Il loro modello si rifà alla scuola cubana, una delle scuole più importanti e vincenti di box: la palestra quale luogo per realizzare anche un intervento socio-educativo degli atleti e del contesto sociale in cui la palestra è inserita. La palestra popolare diventa quindi, in questi due anni, un luogo dove trascorrere il pomeriggio, dove rifugiarsi anche se non c’è lezione, dove incontrarsi, parlare, confrontarsi, discutere, conoscere.
Sono circa cento i suoi frequentatori. Bambini, adolescenti e adulti, femmine e maschi: un melting polt fortemente rappresentativo del quartiere. La gestione della palestra avviene attraverso un’assemblea che vive in sinergia con altre associazioni del Quarticciolo.
La palestra non ha mai ricevuto alcun finanziamento pubblico, tanto meno un riconoscimento di alcun tipo per l’importante lavoro sociale che svolge. Gli istruttori federali svolgono la loro attività come volontari, i frequentatori versano una cifra simbolica di 25 euro mensili, ma chi non può pagare non è stato mai sollecitato a farlo: l’importante è che continui a frequentare la palestra, ad allenarsi e sfuggire alle “tentazioni” che lo porterebbero lontano da un modello di vita sano e collaborativo.
La palestra di boxe popolare del Quarticciolo nasce intorno al concetto di “riappropriazione”: riappropriazione di una idea di sport accessibile, che aggreghi, che faciliti lo stare insieme, che costruisca e stringa il legame con il territorio. Un luogo per condividere tempo, pensieri, esperienze. Una differente idea di socialità, di stare insieme, di fare qualcosa per un interesse collettivo
In questi due anni di attività, festeggiati il 30 settembre scorso, sono “nati” già tre pugili agonistici che stanno raccogliendo ottimi risultati e un ragazzo egiziano che ha vinto il torneo regionale esordiente.
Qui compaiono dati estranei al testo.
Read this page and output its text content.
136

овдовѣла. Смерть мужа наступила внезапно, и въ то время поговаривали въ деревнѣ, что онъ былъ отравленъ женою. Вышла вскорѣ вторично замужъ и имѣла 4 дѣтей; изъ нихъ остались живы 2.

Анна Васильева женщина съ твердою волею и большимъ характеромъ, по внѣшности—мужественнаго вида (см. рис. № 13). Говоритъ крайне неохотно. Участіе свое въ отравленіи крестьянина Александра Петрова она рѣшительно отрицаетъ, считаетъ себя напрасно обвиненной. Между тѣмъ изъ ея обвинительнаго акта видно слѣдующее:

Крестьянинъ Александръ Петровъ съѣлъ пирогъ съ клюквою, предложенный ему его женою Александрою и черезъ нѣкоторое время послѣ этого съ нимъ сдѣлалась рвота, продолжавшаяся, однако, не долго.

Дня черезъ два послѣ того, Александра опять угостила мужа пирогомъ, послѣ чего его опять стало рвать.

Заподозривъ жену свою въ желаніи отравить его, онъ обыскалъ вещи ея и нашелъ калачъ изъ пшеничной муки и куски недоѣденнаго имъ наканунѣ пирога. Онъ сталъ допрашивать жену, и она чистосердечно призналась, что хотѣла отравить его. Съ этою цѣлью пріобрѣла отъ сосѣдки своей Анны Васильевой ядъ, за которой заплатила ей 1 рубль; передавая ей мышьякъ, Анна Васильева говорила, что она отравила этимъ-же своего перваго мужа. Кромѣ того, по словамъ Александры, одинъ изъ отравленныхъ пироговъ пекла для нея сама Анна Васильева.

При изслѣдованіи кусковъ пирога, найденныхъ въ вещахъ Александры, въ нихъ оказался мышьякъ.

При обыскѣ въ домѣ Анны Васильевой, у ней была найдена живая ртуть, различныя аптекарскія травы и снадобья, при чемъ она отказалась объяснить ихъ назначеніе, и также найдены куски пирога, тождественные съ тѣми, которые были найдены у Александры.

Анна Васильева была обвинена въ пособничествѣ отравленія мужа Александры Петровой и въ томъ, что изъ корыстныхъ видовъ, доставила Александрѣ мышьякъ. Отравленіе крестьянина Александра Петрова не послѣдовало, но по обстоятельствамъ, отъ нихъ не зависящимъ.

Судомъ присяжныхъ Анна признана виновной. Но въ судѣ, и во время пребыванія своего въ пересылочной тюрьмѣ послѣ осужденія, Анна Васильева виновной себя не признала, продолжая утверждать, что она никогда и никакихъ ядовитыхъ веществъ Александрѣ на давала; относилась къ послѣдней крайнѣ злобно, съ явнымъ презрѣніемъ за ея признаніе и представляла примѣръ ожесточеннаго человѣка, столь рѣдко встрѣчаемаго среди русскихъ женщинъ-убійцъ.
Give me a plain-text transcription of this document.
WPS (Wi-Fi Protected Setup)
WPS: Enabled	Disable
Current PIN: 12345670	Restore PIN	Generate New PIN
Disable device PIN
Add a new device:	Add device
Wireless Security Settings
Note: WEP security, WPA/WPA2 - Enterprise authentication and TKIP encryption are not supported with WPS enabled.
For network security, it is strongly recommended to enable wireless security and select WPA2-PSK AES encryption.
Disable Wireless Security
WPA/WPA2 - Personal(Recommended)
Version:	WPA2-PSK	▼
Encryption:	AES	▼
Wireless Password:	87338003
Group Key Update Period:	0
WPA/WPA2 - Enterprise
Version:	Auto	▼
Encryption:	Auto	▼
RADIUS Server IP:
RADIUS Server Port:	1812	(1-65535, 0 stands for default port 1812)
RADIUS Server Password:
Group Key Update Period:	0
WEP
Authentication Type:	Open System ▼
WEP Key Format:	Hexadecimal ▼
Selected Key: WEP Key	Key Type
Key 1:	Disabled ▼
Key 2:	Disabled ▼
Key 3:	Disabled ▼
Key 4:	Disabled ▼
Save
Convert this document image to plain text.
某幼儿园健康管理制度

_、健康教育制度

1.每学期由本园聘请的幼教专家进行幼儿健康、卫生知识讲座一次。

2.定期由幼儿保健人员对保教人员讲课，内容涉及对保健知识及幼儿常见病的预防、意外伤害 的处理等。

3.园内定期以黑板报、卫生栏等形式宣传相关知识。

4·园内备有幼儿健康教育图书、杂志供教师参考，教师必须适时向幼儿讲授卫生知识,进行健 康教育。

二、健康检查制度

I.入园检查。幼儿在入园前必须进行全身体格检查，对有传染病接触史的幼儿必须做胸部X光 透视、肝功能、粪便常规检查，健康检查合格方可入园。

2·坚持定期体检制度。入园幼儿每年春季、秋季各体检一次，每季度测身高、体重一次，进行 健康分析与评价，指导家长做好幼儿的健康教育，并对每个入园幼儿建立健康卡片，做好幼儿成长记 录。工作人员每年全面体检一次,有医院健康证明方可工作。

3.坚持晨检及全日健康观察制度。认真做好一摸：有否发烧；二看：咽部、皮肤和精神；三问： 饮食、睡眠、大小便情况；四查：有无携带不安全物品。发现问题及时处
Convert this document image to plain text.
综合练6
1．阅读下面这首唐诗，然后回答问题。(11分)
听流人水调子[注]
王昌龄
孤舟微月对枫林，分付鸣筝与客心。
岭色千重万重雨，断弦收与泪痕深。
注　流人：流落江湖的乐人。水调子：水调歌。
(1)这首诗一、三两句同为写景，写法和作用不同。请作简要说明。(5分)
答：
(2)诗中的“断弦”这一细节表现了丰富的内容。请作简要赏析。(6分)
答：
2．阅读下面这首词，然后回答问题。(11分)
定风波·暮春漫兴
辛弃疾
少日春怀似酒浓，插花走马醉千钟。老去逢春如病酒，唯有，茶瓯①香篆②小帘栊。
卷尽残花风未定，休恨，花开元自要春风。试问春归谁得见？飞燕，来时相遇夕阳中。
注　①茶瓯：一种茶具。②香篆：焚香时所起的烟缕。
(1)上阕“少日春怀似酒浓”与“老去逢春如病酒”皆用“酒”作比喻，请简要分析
Ma il “prodotto” più importante, di grande valore sociale, è la storia personale dei tanti atleti che frequentano la palestra e che grazie a questa hanno la possibilità di conoscersi, di comprendere quale sia la loro strada, quali i sogni e i desideri. È la storia, ad esempio di un ragazzo del quartiere che, prima d’incontrare la palestra, svolgeva una vita che potremmo definire un po’” irrequieta” e che attraverso di essa ha cominciato ad interessarsi, in modo costruttivo e propositivo, del suo quartiere e del suo futuro. È quello che più di tutti ha contribuito a dare vita alla palestra, l’ha ripulita della spazzatura e costruito la pavimentazione di cemento. Oggi continua a frequentarla e a studiare per laurearsi in scienze motorie.
È anche la storia di una giovane ragazza di origine sud americana, molto timida, con evidenti difficoltà nel socializzare. Si avvicina alla palestra senza mostrare un evidente interesse per quello che vi succede e per la boxe, tanto che non se ne comprende inizialmente la sua frequentazione, ma in silenzio e con tenacia vi rimane per diventare, in così poco tempo, una promettente atleta oltre ad aver stretto amicizia con tanti bambini e bambine del quartiere.
Oggi il sogno di Giovanni ed Emanuele è quello di vedersi riconosciuto il loro progetto, che significa sollevarli dal status di “occupanti” per fugare qualsiasi timore di essere buttati via, un giorno o l’altro, come la tanta spazzatura di cui si era riempito il deposito caldaia.